An employer who files a new hire report by submitting a federal W-4 form in which the first six elements listed in the rule have been completed has satisfied the reporting requirement.
The Department may waive the date of birth reporting requirement if the employer is unable to provide it.
An employer must file new hire reports within 20 days after the newly-hired employee starts work.
An employer with employees in more than one state, that is, a multi-state employer, may report all new hires to a single state. Multi-state employers choosing the single-state reporting option must submit written notice of the state to which they choose to report to the federal Department of Health and Human services.
Any person who violates any provision of this rule may be subject to penalties provided under s. 103.05, Stats.
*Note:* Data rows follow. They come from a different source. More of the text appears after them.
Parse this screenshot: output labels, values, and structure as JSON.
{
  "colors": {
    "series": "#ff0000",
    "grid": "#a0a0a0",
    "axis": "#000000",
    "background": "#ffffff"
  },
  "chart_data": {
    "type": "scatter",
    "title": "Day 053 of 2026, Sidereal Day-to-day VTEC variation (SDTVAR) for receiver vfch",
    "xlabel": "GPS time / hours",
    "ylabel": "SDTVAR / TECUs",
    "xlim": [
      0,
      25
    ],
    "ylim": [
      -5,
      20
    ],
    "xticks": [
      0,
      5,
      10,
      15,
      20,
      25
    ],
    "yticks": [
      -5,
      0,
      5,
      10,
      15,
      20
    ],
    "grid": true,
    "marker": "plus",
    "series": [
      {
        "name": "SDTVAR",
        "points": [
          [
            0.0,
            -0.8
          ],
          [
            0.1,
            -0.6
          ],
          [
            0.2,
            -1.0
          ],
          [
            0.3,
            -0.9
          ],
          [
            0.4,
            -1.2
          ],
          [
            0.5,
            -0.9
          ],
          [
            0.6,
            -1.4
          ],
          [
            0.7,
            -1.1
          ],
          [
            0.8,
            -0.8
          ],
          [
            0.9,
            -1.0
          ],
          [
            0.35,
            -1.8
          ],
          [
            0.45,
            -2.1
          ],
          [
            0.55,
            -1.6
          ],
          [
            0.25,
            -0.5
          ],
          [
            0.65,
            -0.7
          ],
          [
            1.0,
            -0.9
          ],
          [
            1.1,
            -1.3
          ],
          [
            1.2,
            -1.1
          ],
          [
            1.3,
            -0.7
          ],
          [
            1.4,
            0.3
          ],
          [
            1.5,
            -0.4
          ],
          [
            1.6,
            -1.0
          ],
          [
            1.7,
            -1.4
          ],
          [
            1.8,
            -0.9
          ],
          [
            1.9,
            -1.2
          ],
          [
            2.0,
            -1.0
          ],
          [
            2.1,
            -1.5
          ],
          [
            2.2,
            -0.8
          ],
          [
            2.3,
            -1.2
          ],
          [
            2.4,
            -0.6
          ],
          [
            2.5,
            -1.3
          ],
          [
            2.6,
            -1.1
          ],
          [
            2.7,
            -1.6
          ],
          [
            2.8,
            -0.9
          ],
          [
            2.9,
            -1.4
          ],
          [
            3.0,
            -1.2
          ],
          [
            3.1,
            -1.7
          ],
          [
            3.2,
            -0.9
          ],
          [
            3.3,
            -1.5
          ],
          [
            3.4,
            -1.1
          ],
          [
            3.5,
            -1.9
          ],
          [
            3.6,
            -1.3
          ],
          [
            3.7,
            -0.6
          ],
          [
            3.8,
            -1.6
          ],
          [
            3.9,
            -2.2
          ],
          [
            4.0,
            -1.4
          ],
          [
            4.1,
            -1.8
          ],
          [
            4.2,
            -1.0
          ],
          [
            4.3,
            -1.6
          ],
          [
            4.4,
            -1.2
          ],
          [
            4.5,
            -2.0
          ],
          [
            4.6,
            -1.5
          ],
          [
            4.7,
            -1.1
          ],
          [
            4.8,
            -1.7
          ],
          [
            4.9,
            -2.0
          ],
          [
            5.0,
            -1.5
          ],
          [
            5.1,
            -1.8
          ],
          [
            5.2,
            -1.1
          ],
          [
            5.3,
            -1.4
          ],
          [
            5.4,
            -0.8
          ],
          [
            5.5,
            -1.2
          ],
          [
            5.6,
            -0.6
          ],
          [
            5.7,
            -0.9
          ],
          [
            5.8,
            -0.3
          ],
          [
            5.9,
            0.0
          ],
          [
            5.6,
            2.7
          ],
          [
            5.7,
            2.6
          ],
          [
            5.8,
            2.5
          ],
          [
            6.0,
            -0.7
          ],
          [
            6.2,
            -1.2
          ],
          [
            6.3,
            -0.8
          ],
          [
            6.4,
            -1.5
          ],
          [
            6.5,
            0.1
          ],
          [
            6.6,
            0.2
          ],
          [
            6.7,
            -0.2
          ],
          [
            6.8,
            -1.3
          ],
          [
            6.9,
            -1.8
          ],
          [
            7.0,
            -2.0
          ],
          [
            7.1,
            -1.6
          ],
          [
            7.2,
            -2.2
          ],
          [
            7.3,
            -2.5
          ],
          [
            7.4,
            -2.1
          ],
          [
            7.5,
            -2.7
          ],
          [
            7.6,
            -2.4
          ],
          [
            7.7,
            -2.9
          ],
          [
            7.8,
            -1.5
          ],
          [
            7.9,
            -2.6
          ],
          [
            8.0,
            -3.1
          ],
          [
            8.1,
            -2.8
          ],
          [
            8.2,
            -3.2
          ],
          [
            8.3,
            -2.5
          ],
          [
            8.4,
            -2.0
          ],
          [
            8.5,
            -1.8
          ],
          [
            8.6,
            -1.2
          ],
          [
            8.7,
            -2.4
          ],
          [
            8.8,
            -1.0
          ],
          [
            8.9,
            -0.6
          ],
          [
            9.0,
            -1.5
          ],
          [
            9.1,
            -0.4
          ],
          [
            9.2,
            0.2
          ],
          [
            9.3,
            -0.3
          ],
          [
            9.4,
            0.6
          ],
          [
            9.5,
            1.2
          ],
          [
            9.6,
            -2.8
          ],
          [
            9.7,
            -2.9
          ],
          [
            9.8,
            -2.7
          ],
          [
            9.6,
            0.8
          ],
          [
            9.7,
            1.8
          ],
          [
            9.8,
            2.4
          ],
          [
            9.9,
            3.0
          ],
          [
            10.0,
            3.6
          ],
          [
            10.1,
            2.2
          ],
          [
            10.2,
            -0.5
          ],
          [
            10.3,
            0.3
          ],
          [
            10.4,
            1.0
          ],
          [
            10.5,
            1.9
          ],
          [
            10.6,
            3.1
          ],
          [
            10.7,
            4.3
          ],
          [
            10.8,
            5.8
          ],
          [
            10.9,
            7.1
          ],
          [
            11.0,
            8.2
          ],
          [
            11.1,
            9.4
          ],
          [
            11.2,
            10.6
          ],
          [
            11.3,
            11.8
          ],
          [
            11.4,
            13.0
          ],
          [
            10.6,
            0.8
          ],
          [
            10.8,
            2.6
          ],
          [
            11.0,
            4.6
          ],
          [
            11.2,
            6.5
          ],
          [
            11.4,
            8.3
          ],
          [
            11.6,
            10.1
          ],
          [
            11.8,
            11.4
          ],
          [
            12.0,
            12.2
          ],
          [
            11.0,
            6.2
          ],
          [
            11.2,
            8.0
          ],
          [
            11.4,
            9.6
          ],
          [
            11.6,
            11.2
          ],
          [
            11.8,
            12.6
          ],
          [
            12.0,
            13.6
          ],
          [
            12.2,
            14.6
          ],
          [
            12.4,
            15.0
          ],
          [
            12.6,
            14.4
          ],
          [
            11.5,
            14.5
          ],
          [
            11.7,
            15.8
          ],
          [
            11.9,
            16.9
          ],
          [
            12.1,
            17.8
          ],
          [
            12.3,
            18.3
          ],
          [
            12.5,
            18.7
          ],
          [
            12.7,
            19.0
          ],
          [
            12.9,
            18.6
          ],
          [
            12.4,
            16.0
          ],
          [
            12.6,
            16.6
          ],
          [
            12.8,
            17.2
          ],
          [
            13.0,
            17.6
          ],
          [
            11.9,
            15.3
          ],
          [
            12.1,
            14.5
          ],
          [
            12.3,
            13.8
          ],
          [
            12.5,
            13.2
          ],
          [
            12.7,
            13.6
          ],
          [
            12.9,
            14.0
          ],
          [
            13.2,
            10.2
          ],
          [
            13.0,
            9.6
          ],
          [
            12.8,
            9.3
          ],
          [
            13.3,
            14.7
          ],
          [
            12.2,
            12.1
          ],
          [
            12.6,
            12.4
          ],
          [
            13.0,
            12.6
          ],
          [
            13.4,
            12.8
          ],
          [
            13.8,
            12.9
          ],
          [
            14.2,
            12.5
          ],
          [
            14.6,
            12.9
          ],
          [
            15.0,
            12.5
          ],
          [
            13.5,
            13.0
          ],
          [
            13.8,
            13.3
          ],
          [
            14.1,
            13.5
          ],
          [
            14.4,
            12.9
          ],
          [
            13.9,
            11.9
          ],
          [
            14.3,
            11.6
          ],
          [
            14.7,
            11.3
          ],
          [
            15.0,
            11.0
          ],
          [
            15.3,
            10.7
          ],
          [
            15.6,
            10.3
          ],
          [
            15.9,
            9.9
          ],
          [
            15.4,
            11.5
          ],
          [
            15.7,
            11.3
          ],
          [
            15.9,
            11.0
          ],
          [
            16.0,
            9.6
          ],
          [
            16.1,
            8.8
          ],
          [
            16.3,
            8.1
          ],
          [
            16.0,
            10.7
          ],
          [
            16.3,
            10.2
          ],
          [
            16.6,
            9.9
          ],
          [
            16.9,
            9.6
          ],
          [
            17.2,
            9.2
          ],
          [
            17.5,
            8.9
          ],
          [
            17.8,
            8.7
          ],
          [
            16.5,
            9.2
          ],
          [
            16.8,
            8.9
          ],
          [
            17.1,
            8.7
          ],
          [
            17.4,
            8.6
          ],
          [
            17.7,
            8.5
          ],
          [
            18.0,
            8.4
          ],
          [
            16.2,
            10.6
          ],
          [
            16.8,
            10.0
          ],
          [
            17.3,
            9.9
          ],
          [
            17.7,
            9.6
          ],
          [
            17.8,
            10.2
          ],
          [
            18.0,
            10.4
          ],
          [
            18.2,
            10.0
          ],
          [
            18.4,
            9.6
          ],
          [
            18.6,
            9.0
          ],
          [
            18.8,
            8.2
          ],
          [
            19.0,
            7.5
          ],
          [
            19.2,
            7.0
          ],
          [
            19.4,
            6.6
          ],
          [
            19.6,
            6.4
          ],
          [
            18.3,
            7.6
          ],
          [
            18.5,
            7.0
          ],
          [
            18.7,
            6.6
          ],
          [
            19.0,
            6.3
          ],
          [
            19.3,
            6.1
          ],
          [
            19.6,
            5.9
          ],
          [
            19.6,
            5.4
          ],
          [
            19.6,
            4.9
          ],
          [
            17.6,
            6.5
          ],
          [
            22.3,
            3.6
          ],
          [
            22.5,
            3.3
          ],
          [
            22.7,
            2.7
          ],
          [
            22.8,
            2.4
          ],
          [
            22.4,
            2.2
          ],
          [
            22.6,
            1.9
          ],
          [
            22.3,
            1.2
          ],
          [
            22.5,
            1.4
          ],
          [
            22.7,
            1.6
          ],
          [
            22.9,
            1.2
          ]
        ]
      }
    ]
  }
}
Initial Regulatory Flexibility Analysis
The proposed rules impose no significant impact on small businesses, as defined under s. 227.114, Stats., since the requirement of employers to file new hire reports is already mandated by federal and state laws. Six of the required elements listed in the proposed rules are specifically required by the federal legislation creating the new hire program. While “date of birth" is listed as an additional required element, the Department will waive that requirement if it determines that the employer is unable to obtain it. “Date of hire" and “state in which the employe will work, if other than Wisconsin" are listed as required elements only to further the goals of the federal and state legislation and are not required if the employer fulfills the new hire filing requirement by submitting a completed W-4 form. These W-4 forms are already required for all businesses with employees under the Internal Revenue Code and therefore do not impose additional paperwork.
Fiscal Estimate
The proposed rules have no fiscal impact beyond what has already been identified in the state's budget process. Federal legislation required the implementation of the new hire reporting system. Employers' voluntary compliance with the request to provide the dates of birth for newly-hired employees to verify their identities reduces costs to governmental units and employers while protecting employees who do not actually have child support obligations from unwarranted legal or administrative action. Since existing state legislation requires that the state offer both paper and electronic reporting, the numerous options of reporting provided in the proposed rules do not create additional impact.
Contact Information
The proposed rules are available on the DWD web site at: http://www.dwd.state.wi.us/dwd/hearings.htm. A paper copy may be obtained at no charge by contacting:
Michelle Kho
Unemployment Insurance Division
Dept. of Workforce Development
P.O. Box 7905
Madison, WI 53707-7905
Telephone (608) 266-6684
Written Comments
Written comments on the proposed rules received at the above address no later than Thursday, August 24, 2000, will be given the same consideration as testimony presented at the hearing.